According to Musgrave, setting up the event was a “wild ride.” The team started figuring the plan out before winter break. “I started a Google doc and House Council and I made a massive list of ingredients...We then talked about how many episodes we wanted to have [and] what we wanted to do...We had so many Zoom calls and FaceTimes with each other, and it was overall a great experience,” she said.
In terms of the rules of the competition, Musgrave discussed how she wanted the rules to be “based off of the actual show Chopped.” However, there were some restrictions. “The contestants were all doing it independently, and they filmed everything independently...We also couldn’t have our judges taste the dishes, so I think it took a lot of figuring out, but we nailed it in the end.”
For her dish, Hammond made a protein-packed peanut patty and ultimately advanced to the next round. While it “[took] quite a long time to film,” she had “a lot of fun” working on her dish and having her mother record it. “Delaney, who organized McChopped, did a great job,” said Hammond.
In the first episode, Hammond thought one of her strong suits was “staying level-headed and trying to add humor into the show” while staying true to herself. On the other hand, she is looking to “make it a little more entertaining” in the next episodes. “Because it is on camera and not everyone knows me, I think I should’ve tried to be a little funnier,” she said.
The judges for this past round were McClellan V Form Prefects Ava Conyer, Evelyn Dugan, Gabby Medina, and Breanna Monsivaiz, along with guest judge Campbell Fitzhugh ’22. While Fitzhugh was “not a cook whatsoever” and was not able to “bring much cooking expertise,” she found it “really fun doing [McChopped] with the girls in the House.”

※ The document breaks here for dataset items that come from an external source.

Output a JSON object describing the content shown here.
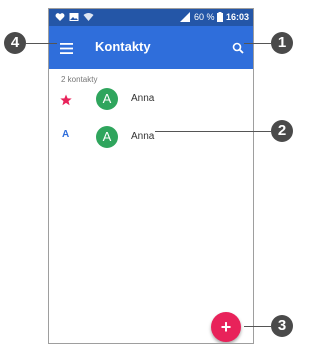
{
  "status_bar": {
    "left_icons": [
      "heart-icon",
      "image-icon",
      "wifi-icon"
    ],
    "signal": "signal-icon",
    "battery_percent": "60 %",
    "battery_icon": "battery-icon",
    "time": "16:03"
  },
  "app_bar": {
    "menu_icon": "menu-icon",
    "title": "Kontakty",
    "search_icon": "search-icon"
  },
  "contacts": {
    "count_label": "2 kontakty",
    "items": [
      {
        "marker": "★",
        "marker_icon": "star-icon",
        "avatar_letter": "A",
        "name": "Anna"
      },
      {
        "marker": "A",
        "avatar_letter": "A",
        "name": "Anna"
      }
    ]
  },
  "fab": {
    "label": "+"
  },
  "callouts": {
    "one": "1",
    "two": "2",
    "three": "3",
    "four": "4"
  },
  "colors": {
    "app_bar": "#2f6edb",
    "status_bar": "#2456a7",
    "avatar": "#2fa55d",
    "fab": "#e8225a",
    "star": "#e8225a",
    "letter_marker": "#2f6edb"
  }
}
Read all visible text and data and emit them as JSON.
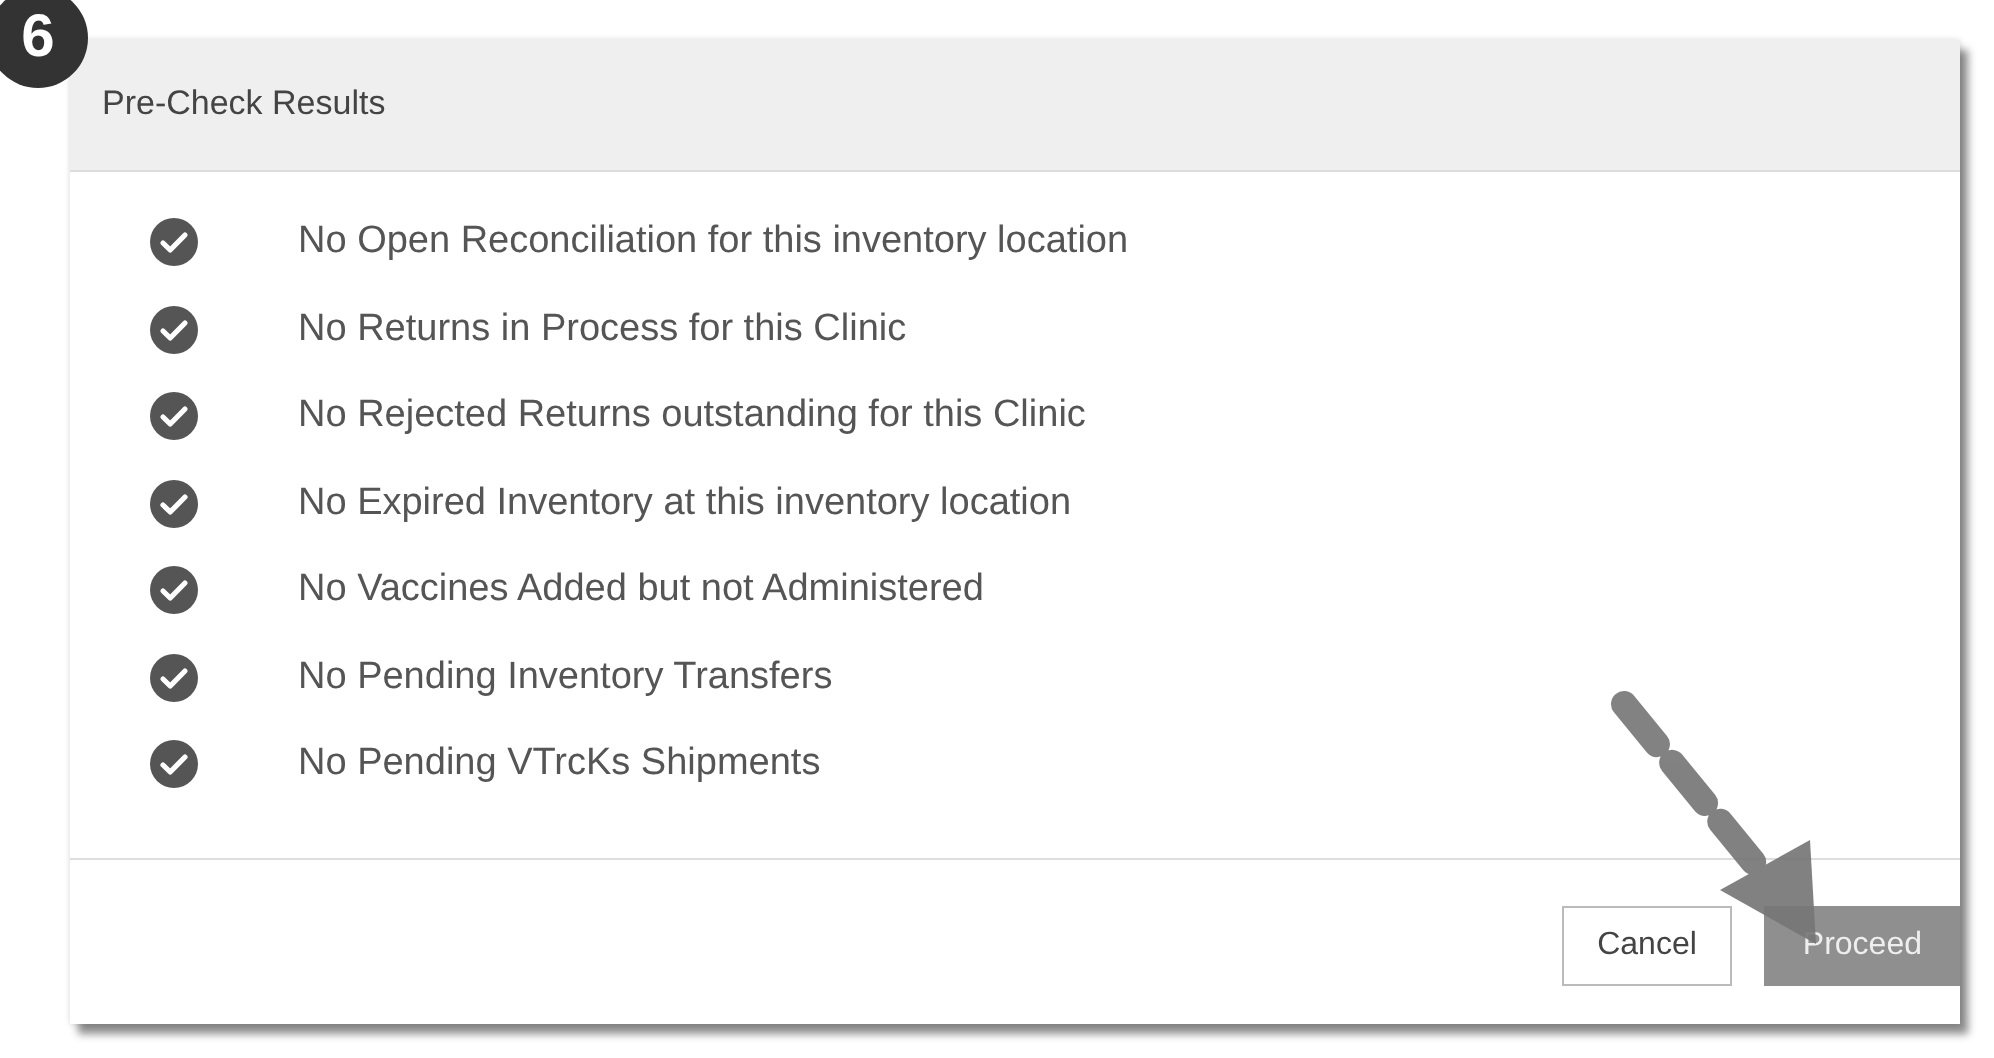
{
  "step_badge": "6",
  "dialog": {
    "title": "Pre-Check Results",
    "checks": [
      {
        "label": "No Open Reconciliation for this inventory location",
        "passed": true
      },
      {
        "label": "No Returns in Process for this Clinic",
        "passed": true
      },
      {
        "label": "No Rejected Returns outstanding for this Clinic",
        "passed": true
      },
      {
        "label": "No Expired Inventory at this inventory location",
        "passed": true
      },
      {
        "label": "No Vaccines Added but not Administered",
        "passed": true
      },
      {
        "label": "No Pending Inventory Transfers",
        "passed": true
      },
      {
        "label": "No Pending VTrcKs Shipments",
        "passed": true
      }
    ],
    "buttons": [
      {
        "label": "Cancel",
        "kind": "secondary"
      },
      {
        "label": "Proceed",
        "kind": "primary"
      }
    ]
  }
}
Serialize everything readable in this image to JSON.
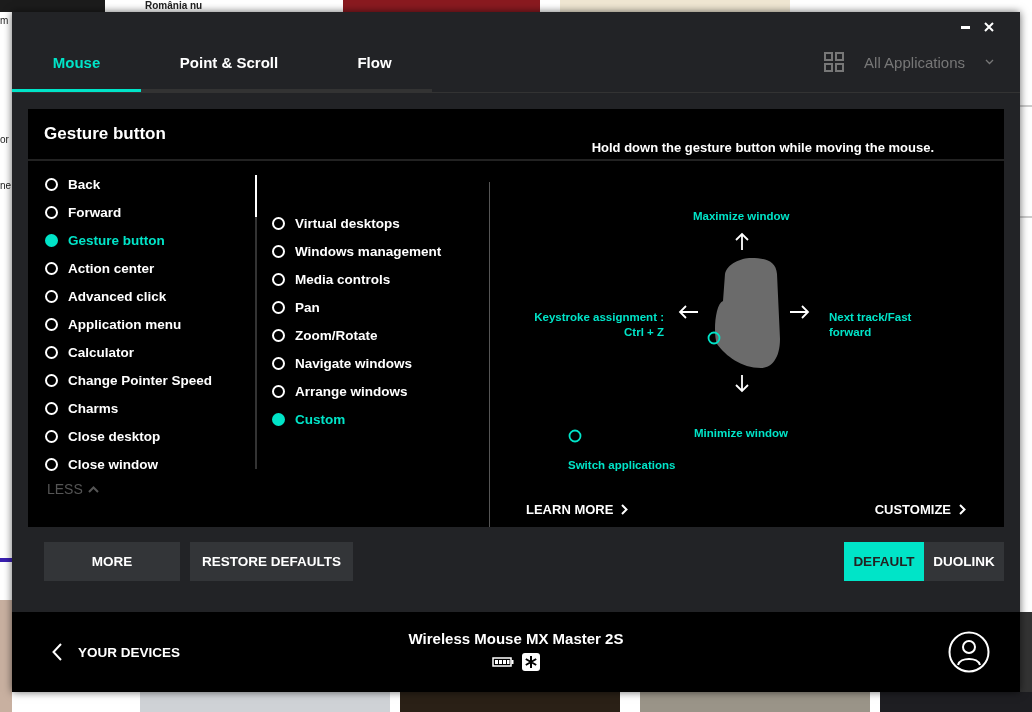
{
  "background": {
    "headline": "România nu",
    "fragments": [
      "m",
      "or",
      "ne"
    ]
  },
  "tabs": [
    {
      "label": "Mouse",
      "selected": true
    },
    {
      "label": "Point & Scroll",
      "selected": false
    },
    {
      "label": "Flow",
      "selected": false
    }
  ],
  "app_selector": {
    "label": "All Applications"
  },
  "panel": {
    "title": "Gesture button",
    "hint": "Hold down the gesture button while moving the mouse.",
    "actions": [
      {
        "label": "Back",
        "selected": false
      },
      {
        "label": "Forward",
        "selected": false
      },
      {
        "label": "Gesture button",
        "selected": true
      },
      {
        "label": "Action center",
        "selected": false
      },
      {
        "label": "Advanced click",
        "selected": false
      },
      {
        "label": "Application menu",
        "selected": false
      },
      {
        "label": "Calculator",
        "selected": false
      },
      {
        "label": "Change Pointer Speed",
        "selected": false
      },
      {
        "label": "Charms",
        "selected": false
      },
      {
        "label": "Close desktop",
        "selected": false
      },
      {
        "label": "Close window",
        "selected": false
      }
    ],
    "gestures": [
      {
        "label": "Virtual desktops",
        "selected": false
      },
      {
        "label": "Windows management",
        "selected": false
      },
      {
        "label": "Media controls",
        "selected": false
      },
      {
        "label": "Pan",
        "selected": false
      },
      {
        "label": "Zoom/Rotate",
        "selected": false
      },
      {
        "label": "Navigate windows",
        "selected": false
      },
      {
        "label": "Arrange windows",
        "selected": false
      },
      {
        "label": "Custom",
        "selected": true
      }
    ],
    "less": "LESS",
    "diagram": {
      "up": "Maximize window",
      "down": "Minimize window",
      "left": "Keystroke assignment : Ctrl + Z",
      "right": "Next track/Fast forward",
      "click": "Switch applications"
    },
    "learn_more": "LEARN MORE",
    "customize": "CUSTOMIZE"
  },
  "buttons": [
    "MORE",
    "RESTORE DEFAULTS"
  ],
  "modes": [
    {
      "label": "DEFAULT",
      "selected": true
    },
    {
      "label": "DUOLINK",
      "selected": false
    }
  ],
  "footer": {
    "back": "YOUR DEVICES",
    "device": "Wireless Mouse MX Master 2S"
  }
}
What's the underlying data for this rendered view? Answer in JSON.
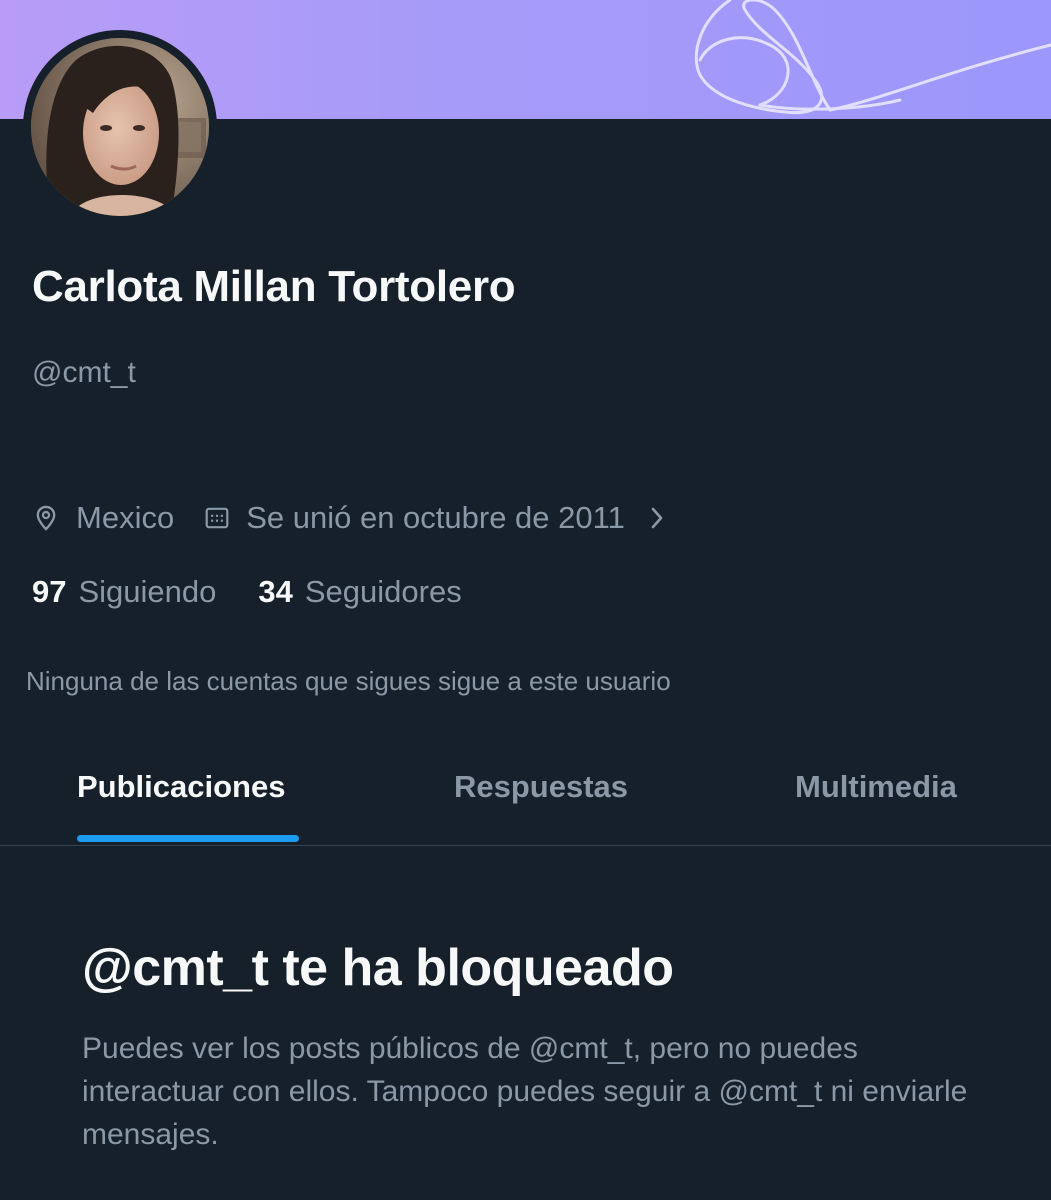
{
  "profile": {
    "display_name": "Carlota Millan Tortolero",
    "handle": "@cmt_t",
    "location": "Mexico",
    "joined": "Se unió en octubre de 2011"
  },
  "stats": {
    "following_count": "97",
    "following_label": "Siguiendo",
    "followers_count": "34",
    "followers_label": "Seguidores"
  },
  "followers_note": "Ninguna de las cuentas que sigues sigue a este usuario",
  "tabs": [
    {
      "label": "Publicaciones",
      "active": true
    },
    {
      "label": "Respuestas",
      "active": false
    },
    {
      "label": "Multimedia",
      "active": false
    }
  ],
  "blocked": {
    "title": "@cmt_t te ha bloqueado",
    "message": "Puedes ver los posts públicos de @cmt_t, pero no puedes interactuar con ellos. Tampoco puedes seguir a @cmt_t ni enviarle mensajes."
  },
  "icons": {
    "location": "location-pin-icon",
    "calendar": "calendar-icon",
    "chevron": "chevron-right-icon"
  },
  "colors": {
    "background": "#15202b",
    "text_primary": "#f7f9f9",
    "text_secondary": "#8b98a5",
    "accent": "#1d9bf0",
    "banner": "#a79bf8"
  }
}
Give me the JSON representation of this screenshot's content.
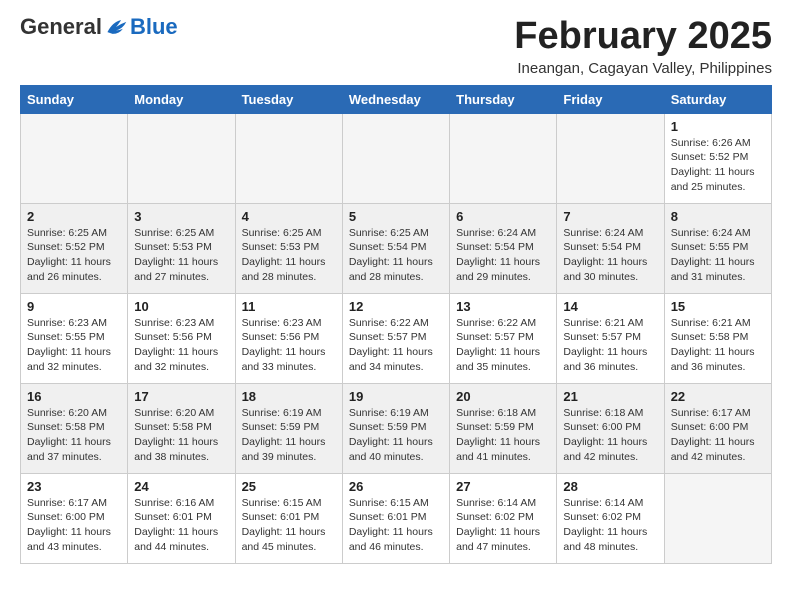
{
  "logo": {
    "general": "General",
    "blue": "Blue"
  },
  "title": "February 2025",
  "subtitle": "Ineangan, Cagayan Valley, Philippines",
  "days_of_week": [
    "Sunday",
    "Monday",
    "Tuesday",
    "Wednesday",
    "Thursday",
    "Friday",
    "Saturday"
  ],
  "weeks": [
    [
      {
        "day": "",
        "sunrise": "",
        "sunset": "",
        "daylight": "",
        "empty": true
      },
      {
        "day": "",
        "sunrise": "",
        "sunset": "",
        "daylight": "",
        "empty": true
      },
      {
        "day": "",
        "sunrise": "",
        "sunset": "",
        "daylight": "",
        "empty": true
      },
      {
        "day": "",
        "sunrise": "",
        "sunset": "",
        "daylight": "",
        "empty": true
      },
      {
        "day": "",
        "sunrise": "",
        "sunset": "",
        "daylight": "",
        "empty": true
      },
      {
        "day": "",
        "sunrise": "",
        "sunset": "",
        "daylight": "",
        "empty": true
      },
      {
        "day": "1",
        "sunrise": "Sunrise: 6:26 AM",
        "sunset": "Sunset: 5:52 PM",
        "daylight": "Daylight: 11 hours and 25 minutes.",
        "empty": false
      }
    ],
    [
      {
        "day": "2",
        "sunrise": "Sunrise: 6:25 AM",
        "sunset": "Sunset: 5:52 PM",
        "daylight": "Daylight: 11 hours and 26 minutes.",
        "empty": false
      },
      {
        "day": "3",
        "sunrise": "Sunrise: 6:25 AM",
        "sunset": "Sunset: 5:53 PM",
        "daylight": "Daylight: 11 hours and 27 minutes.",
        "empty": false
      },
      {
        "day": "4",
        "sunrise": "Sunrise: 6:25 AM",
        "sunset": "Sunset: 5:53 PM",
        "daylight": "Daylight: 11 hours and 28 minutes.",
        "empty": false
      },
      {
        "day": "5",
        "sunrise": "Sunrise: 6:25 AM",
        "sunset": "Sunset: 5:54 PM",
        "daylight": "Daylight: 11 hours and 28 minutes.",
        "empty": false
      },
      {
        "day": "6",
        "sunrise": "Sunrise: 6:24 AM",
        "sunset": "Sunset: 5:54 PM",
        "daylight": "Daylight: 11 hours and 29 minutes.",
        "empty": false
      },
      {
        "day": "7",
        "sunrise": "Sunrise: 6:24 AM",
        "sunset": "Sunset: 5:54 PM",
        "daylight": "Daylight: 11 hours and 30 minutes.",
        "empty": false
      },
      {
        "day": "8",
        "sunrise": "Sunrise: 6:24 AM",
        "sunset": "Sunset: 5:55 PM",
        "daylight": "Daylight: 11 hours and 31 minutes.",
        "empty": false
      }
    ],
    [
      {
        "day": "9",
        "sunrise": "Sunrise: 6:23 AM",
        "sunset": "Sunset: 5:55 PM",
        "daylight": "Daylight: 11 hours and 32 minutes.",
        "empty": false
      },
      {
        "day": "10",
        "sunrise": "Sunrise: 6:23 AM",
        "sunset": "Sunset: 5:56 PM",
        "daylight": "Daylight: 11 hours and 32 minutes.",
        "empty": false
      },
      {
        "day": "11",
        "sunrise": "Sunrise: 6:23 AM",
        "sunset": "Sunset: 5:56 PM",
        "daylight": "Daylight: 11 hours and 33 minutes.",
        "empty": false
      },
      {
        "day": "12",
        "sunrise": "Sunrise: 6:22 AM",
        "sunset": "Sunset: 5:57 PM",
        "daylight": "Daylight: 11 hours and 34 minutes.",
        "empty": false
      },
      {
        "day": "13",
        "sunrise": "Sunrise: 6:22 AM",
        "sunset": "Sunset: 5:57 PM",
        "daylight": "Daylight: 11 hours and 35 minutes.",
        "empty": false
      },
      {
        "day": "14",
        "sunrise": "Sunrise: 6:21 AM",
        "sunset": "Sunset: 5:57 PM",
        "daylight": "Daylight: 11 hours and 36 minutes.",
        "empty": false
      },
      {
        "day": "15",
        "sunrise": "Sunrise: 6:21 AM",
        "sunset": "Sunset: 5:58 PM",
        "daylight": "Daylight: 11 hours and 36 minutes.",
        "empty": false
      }
    ],
    [
      {
        "day": "16",
        "sunrise": "Sunrise: 6:20 AM",
        "sunset": "Sunset: 5:58 PM",
        "daylight": "Daylight: 11 hours and 37 minutes.",
        "empty": false
      },
      {
        "day": "17",
        "sunrise": "Sunrise: 6:20 AM",
        "sunset": "Sunset: 5:58 PM",
        "daylight": "Daylight: 11 hours and 38 minutes.",
        "empty": false
      },
      {
        "day": "18",
        "sunrise": "Sunrise: 6:19 AM",
        "sunset": "Sunset: 5:59 PM",
        "daylight": "Daylight: 11 hours and 39 minutes.",
        "empty": false
      },
      {
        "day": "19",
        "sunrise": "Sunrise: 6:19 AM",
        "sunset": "Sunset: 5:59 PM",
        "daylight": "Daylight: 11 hours and 40 minutes.",
        "empty": false
      },
      {
        "day": "20",
        "sunrise": "Sunrise: 6:18 AM",
        "sunset": "Sunset: 5:59 PM",
        "daylight": "Daylight: 11 hours and 41 minutes.",
        "empty": false
      },
      {
        "day": "21",
        "sunrise": "Sunrise: 6:18 AM",
        "sunset": "Sunset: 6:00 PM",
        "daylight": "Daylight: 11 hours and 42 minutes.",
        "empty": false
      },
      {
        "day": "22",
        "sunrise": "Sunrise: 6:17 AM",
        "sunset": "Sunset: 6:00 PM",
        "daylight": "Daylight: 11 hours and 42 minutes.",
        "empty": false
      }
    ],
    [
      {
        "day": "23",
        "sunrise": "Sunrise: 6:17 AM",
        "sunset": "Sunset: 6:00 PM",
        "daylight": "Daylight: 11 hours and 43 minutes.",
        "empty": false
      },
      {
        "day": "24",
        "sunrise": "Sunrise: 6:16 AM",
        "sunset": "Sunset: 6:01 PM",
        "daylight": "Daylight: 11 hours and 44 minutes.",
        "empty": false
      },
      {
        "day": "25",
        "sunrise": "Sunrise: 6:15 AM",
        "sunset": "Sunset: 6:01 PM",
        "daylight": "Daylight: 11 hours and 45 minutes.",
        "empty": false
      },
      {
        "day": "26",
        "sunrise": "Sunrise: 6:15 AM",
        "sunset": "Sunset: 6:01 PM",
        "daylight": "Daylight: 11 hours and 46 minutes.",
        "empty": false
      },
      {
        "day": "27",
        "sunrise": "Sunrise: 6:14 AM",
        "sunset": "Sunset: 6:02 PM",
        "daylight": "Daylight: 11 hours and 47 minutes.",
        "empty": false
      },
      {
        "day": "28",
        "sunrise": "Sunrise: 6:14 AM",
        "sunset": "Sunset: 6:02 PM",
        "daylight": "Daylight: 11 hours and 48 minutes.",
        "empty": false
      },
      {
        "day": "",
        "sunrise": "",
        "sunset": "",
        "daylight": "",
        "empty": true
      }
    ]
  ]
}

Along with considering comments from the contestant’s parents, Fitzhugh also evaluated the different dishes on presentation. For each dish, she would ask herself, “If I saw it on a table and I didn’t know what it was, would I take a bite out of it?” She also took into consideration “how the girls integrated all the ingredients into their dish” and the creativity of each dish.
Though Fitzhugh was only a guest judge for this episode and did not participate in the judging for the next episode, she appreciated the effort the girls dedicated to the show. “I was very proud of them for all the work they did and also the time they put into it...they all put a lot of effort into their dishes,” she said.
The next episode of McChopped, in which contestants were asked to cook a dinner dish, premiered on Thursday. According to Musgrave, the episode featured a “similar setup, with currently only four girls remaining.” It can be found on Lawrenceville’s YouTube channel. The final episode will premiere on Saturday, February 13.